When model Liza Elliott-Ramirez became pregnant with her first child, she hid her pregnancy for as long as possible, hiding her belly until her second trimester. But as soon as she began showing, the work dried up. She was told to wait until she was “back in shape” before giving her agency a call.
Frustrated and annoyed, Elliott-Ramirez figured there were tons of other women out there just like her, women whose modeling careers were in limbo as they attempted to go on with the regular business of having families. So she created a modeling agency specifically for expectant mothers. Her agency Expecting Models handles a roster of moms-to-be who star in shoots for clients like Target, Old Navy and Fit Pregnancy magazine.
Once they give birth, many of Elliott-Ramirez’s models move on to the company’s Real Families division, where they’ll pose with their children for infant formula ads or car seats.

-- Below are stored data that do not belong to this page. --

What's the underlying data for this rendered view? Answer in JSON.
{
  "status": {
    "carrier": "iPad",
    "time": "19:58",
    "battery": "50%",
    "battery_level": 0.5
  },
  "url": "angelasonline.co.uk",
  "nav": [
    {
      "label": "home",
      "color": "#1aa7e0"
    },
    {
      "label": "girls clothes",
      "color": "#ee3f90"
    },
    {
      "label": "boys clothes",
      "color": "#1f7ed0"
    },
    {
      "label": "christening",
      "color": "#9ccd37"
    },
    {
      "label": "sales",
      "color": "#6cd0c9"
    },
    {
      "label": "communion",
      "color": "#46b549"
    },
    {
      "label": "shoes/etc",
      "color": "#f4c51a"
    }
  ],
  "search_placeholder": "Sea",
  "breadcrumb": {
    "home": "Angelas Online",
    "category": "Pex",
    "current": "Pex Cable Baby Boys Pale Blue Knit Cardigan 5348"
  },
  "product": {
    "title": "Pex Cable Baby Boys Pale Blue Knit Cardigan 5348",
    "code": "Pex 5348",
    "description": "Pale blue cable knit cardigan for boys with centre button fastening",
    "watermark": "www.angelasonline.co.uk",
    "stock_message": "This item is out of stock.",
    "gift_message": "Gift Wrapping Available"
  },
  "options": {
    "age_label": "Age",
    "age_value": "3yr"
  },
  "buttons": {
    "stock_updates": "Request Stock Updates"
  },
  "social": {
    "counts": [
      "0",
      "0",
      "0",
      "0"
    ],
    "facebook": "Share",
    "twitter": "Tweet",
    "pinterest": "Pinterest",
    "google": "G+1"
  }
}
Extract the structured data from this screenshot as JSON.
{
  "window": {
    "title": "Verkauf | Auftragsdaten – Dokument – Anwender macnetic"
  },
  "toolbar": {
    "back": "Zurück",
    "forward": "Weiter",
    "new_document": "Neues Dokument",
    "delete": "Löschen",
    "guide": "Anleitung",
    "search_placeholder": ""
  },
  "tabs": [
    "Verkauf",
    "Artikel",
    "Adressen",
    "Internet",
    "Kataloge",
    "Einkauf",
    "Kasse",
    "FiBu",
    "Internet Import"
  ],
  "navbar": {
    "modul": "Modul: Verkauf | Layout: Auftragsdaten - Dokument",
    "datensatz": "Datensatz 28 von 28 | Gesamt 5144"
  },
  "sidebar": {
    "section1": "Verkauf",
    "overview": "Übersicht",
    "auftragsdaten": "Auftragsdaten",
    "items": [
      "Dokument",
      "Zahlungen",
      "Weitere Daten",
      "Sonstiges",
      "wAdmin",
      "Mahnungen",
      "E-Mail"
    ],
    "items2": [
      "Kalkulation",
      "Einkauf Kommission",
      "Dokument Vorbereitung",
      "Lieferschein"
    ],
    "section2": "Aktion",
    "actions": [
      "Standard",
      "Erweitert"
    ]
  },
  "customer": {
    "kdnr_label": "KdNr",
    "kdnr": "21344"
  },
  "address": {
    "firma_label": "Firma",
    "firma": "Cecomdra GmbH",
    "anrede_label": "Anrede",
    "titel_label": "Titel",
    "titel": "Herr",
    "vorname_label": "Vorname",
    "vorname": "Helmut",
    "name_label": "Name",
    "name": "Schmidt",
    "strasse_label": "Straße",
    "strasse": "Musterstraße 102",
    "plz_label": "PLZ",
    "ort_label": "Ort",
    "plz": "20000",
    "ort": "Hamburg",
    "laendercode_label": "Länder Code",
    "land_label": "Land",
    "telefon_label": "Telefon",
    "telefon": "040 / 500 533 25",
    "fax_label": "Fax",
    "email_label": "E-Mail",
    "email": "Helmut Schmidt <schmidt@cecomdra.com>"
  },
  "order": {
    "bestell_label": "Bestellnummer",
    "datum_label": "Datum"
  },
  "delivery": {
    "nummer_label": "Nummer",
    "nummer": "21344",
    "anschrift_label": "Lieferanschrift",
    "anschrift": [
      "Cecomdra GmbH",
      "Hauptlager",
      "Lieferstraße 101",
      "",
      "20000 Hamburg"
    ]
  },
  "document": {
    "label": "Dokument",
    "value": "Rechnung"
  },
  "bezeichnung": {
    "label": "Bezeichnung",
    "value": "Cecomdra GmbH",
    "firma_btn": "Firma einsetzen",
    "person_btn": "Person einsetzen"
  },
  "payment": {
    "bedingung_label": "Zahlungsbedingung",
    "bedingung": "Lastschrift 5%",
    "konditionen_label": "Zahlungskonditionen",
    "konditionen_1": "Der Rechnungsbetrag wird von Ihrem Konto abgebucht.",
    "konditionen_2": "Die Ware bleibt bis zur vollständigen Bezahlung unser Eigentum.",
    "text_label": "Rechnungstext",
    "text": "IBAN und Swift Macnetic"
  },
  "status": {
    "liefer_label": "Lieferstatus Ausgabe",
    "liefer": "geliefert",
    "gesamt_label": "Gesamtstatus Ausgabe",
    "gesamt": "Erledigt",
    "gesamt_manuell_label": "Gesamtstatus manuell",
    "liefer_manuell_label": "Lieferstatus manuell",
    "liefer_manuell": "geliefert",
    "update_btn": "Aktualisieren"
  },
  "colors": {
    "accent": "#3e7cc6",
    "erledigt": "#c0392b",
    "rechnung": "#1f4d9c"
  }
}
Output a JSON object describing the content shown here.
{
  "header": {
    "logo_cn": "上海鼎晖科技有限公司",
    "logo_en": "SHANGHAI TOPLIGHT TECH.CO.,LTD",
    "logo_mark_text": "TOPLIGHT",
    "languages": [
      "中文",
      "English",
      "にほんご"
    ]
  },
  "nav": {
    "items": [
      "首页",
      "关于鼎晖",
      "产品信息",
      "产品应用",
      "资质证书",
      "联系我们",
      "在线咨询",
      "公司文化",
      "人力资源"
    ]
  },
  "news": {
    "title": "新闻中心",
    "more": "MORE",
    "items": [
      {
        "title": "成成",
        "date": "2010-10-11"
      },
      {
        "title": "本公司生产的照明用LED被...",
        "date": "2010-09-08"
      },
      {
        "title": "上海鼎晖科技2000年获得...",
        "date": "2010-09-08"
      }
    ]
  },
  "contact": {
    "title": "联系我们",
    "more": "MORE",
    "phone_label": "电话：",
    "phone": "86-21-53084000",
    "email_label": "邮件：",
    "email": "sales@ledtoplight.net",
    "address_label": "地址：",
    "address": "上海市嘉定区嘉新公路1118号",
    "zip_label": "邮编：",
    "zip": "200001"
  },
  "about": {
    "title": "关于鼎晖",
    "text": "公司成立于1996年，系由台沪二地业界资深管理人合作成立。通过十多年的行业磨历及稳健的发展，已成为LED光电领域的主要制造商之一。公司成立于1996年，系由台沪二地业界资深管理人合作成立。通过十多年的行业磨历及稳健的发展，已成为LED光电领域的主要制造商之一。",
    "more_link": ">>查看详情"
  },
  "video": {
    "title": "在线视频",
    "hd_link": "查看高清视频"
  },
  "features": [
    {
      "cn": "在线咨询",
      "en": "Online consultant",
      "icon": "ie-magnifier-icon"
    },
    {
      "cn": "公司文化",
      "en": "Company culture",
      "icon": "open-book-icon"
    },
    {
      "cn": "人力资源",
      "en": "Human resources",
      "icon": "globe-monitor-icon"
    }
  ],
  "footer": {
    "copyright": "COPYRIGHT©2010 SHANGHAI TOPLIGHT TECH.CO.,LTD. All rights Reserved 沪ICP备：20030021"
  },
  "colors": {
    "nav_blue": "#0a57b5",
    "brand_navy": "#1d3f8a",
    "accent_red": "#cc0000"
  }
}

The niche nature of her business means she’s cornered the market on pregnant models, beating out mainstream agencies like Ford or Wilhemina when it comes to selection. “Ford, Wilhelmina, Elite — they’re not going to get all the calls,” Elliott-Ramirez told the New York Times. “That’s not their specialty. That’s like shopping at Home Depot, expecting to find great pasta.”
Right now, Elliott-Ramirez has around 200 models in her stable, though her roster is, naturally, always changing. The need, though, for pregnant models, continues to grow — maternity clothing is projected to be a nearly $5 billion dollar industry by 2015. That’s a lot of maternity panel pants.